In summary, the AI4IA system offers significant advantages in terms of reducing administrative burdens and saving time in the legislative impact assessment process. By automating the detection of burdensome clauses in legal texts, the system alleviates the workload on administrative personnel and legal experts, allowing them to focus on more strategic and high-level tasks. The resulting time savings not only benefit individual reviewers but also contribute to a faster, more efficient legislative cycle, improving the responsiveness and effectiveness of regulatory frameworks. As governments and regulatory bodies continue to seek ways to streamline their processes, the AI4IA system provides a solution for reducing administrative burdens and improving legislative outcomes.
5. Conclusions
The main objective of this research was to develop an AI-based system to automate the legislative impact assessment (LIA) process by specifically targeting the detection of administrative burdens from transposed EU legislation. To achieve this, we employed a methodology centered around a BERT-based model. This model, initially trained on common Portuguese language data, was fine-tuned for legislative documents to ensure high accuracy and relevance in detecting administrative burdens.
The implementation of this system has significant implications for legislative impact assessment experts. By automating the detection of administrative burdens, the system allows experts to save substantial time, which can be redirected towards other critical tasks. Furthermore, it enables the production of more timely and efficient LIA reports, enhancing the overall effectiveness of the legislative assessment process.

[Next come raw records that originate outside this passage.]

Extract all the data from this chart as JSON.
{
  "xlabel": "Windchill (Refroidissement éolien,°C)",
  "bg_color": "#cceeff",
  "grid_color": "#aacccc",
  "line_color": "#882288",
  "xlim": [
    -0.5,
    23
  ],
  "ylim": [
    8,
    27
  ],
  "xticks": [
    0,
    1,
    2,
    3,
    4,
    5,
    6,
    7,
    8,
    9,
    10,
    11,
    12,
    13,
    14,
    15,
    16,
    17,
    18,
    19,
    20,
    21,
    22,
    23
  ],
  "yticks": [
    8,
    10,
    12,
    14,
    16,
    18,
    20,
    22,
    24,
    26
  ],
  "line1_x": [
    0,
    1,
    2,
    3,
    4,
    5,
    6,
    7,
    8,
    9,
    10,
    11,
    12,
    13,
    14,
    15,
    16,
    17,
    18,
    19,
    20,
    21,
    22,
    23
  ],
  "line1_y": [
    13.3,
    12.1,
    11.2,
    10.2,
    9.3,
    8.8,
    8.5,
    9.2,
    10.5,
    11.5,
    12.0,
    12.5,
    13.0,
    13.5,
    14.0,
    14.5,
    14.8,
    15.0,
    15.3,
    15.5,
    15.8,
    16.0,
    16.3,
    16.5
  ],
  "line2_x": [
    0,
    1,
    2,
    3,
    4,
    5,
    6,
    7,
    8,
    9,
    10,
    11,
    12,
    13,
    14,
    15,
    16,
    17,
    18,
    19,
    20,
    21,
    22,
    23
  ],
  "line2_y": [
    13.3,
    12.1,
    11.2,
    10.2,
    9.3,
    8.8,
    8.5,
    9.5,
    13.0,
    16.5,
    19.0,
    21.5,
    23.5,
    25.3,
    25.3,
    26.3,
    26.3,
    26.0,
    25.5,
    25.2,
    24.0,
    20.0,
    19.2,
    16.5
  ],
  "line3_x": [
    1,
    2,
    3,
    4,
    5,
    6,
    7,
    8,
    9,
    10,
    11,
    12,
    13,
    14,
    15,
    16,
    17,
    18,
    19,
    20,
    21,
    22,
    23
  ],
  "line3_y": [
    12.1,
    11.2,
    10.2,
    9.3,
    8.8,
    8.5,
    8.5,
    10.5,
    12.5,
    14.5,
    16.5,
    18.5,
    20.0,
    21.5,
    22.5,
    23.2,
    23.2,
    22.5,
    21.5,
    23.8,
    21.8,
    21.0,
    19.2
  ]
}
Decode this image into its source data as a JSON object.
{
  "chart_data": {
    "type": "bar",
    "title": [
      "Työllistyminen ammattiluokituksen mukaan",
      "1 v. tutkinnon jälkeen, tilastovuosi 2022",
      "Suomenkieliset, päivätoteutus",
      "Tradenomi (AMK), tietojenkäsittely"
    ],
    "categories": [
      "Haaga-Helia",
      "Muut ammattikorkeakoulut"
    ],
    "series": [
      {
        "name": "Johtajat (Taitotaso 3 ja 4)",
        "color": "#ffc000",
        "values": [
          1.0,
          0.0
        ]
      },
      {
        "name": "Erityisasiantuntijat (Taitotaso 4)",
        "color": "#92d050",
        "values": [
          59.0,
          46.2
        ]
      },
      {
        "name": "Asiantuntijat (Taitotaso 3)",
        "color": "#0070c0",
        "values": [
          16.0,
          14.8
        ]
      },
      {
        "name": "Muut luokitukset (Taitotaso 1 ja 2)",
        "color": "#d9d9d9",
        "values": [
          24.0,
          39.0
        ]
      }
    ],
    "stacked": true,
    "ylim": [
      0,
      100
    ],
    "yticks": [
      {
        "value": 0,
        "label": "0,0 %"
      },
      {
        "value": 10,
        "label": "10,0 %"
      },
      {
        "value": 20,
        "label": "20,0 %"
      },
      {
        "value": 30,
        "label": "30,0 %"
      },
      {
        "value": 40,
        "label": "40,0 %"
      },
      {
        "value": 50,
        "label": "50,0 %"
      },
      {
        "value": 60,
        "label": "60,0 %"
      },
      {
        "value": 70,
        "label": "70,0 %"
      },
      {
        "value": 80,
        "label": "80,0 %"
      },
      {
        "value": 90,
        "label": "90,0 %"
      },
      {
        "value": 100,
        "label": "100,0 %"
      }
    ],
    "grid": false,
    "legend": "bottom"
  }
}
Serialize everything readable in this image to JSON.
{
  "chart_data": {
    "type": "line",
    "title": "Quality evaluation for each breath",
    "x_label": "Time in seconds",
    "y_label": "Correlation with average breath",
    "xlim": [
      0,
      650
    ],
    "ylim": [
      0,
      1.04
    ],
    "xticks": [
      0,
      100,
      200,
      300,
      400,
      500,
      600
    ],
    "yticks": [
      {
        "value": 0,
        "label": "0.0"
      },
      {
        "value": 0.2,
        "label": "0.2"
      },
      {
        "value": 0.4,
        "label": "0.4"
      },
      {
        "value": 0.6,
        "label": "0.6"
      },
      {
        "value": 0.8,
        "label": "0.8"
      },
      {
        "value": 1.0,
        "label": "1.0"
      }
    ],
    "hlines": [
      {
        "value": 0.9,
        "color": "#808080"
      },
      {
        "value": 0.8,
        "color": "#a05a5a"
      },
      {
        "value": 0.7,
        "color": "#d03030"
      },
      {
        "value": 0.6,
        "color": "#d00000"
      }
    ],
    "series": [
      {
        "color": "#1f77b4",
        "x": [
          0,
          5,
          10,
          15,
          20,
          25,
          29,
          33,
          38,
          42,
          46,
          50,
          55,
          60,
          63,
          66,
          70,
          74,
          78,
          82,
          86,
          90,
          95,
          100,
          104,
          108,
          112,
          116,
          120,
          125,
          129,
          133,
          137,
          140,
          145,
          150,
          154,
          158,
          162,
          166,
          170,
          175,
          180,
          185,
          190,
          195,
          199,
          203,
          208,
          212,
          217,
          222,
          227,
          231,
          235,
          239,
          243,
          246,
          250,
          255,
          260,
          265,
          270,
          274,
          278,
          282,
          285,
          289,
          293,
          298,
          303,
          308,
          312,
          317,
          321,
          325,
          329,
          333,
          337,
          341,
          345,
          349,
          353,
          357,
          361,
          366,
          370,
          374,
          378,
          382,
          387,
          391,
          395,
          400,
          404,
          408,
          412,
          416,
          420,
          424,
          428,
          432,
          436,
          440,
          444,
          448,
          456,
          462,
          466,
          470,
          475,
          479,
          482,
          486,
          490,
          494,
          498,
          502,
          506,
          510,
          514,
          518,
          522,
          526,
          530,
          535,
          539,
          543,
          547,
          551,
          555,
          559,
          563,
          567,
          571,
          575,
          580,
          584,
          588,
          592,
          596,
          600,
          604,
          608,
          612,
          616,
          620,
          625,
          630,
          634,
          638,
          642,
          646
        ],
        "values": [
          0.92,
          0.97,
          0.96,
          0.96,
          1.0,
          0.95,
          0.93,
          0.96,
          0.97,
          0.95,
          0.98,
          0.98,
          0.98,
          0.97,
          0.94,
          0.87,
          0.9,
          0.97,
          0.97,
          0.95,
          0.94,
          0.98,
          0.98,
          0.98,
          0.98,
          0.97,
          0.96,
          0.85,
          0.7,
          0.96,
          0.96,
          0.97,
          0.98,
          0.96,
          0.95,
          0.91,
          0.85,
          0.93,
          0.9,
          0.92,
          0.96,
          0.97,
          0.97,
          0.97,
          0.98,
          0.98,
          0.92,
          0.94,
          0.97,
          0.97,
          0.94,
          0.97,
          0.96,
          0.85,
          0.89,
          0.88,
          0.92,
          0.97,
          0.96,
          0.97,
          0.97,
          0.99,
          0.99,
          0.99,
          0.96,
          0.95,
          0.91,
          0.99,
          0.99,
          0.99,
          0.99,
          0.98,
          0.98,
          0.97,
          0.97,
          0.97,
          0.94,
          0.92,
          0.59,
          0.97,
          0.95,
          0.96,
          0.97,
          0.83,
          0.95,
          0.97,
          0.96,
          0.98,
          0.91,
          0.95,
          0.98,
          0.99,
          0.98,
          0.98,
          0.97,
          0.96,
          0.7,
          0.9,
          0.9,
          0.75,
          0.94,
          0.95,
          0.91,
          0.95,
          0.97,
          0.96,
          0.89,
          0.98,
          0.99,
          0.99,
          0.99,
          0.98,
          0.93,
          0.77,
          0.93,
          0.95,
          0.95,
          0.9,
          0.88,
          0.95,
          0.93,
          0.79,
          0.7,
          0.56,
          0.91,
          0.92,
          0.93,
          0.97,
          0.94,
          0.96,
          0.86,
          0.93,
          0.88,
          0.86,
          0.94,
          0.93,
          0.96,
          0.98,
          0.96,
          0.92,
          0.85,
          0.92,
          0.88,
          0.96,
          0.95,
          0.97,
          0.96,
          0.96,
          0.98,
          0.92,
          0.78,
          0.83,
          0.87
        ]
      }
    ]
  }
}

While AI4IA demonstrates strong performance, several challenges remain. First, legal language is complex, with obligations often expressed implicitly. Thus, while contextual embeddings improve understanding, certain legislative nuances may still be misclassified. The model’s robustness across different formulations requires ongoing refinement with expert feedback. Second, the system is fine-tuned for Portuguese legislation, and its generalization to other EU jurisdictions requires additional training on multilingual and jurisdiction-specific legal corpora. For this reason, future work will explore transfer learning techniques to adapt the model to new legal frameworks. Finally, while AI4IA achieves high recall, false positives remain a concern, requiring expert intervention. Conversely, some administrative burdens may remain undetected, particularly those embedded in indirect legal references.
To address these challenges, future research will focus on expanding the training corpus to include legal texts from additional jurisdictions, improving cross-border applicability. Moreover, considering that legislative texts evolve (thus necessitating frequent retraining to maintain model accuracy), future developments should incorporate active learning to enable the system to dynamically learn from new legislative texts with minimal manual intervention.
To expand the capabilities of the proposed AI4IA system, several research ideas can be explored. One potential direction is to extend the impact assessment to cover social and environmental aspects, providing a more holistic evaluation of proposed legislation. Additionally, incorporating dynamic impact assessment mechanisms would allow the system to adapt to changing conditions and continuously provide relevant insights. These enhancements would further increase the value of the AI-based system, making it a fundamental tool for performing a comprehensive legislative impact assessment exercise.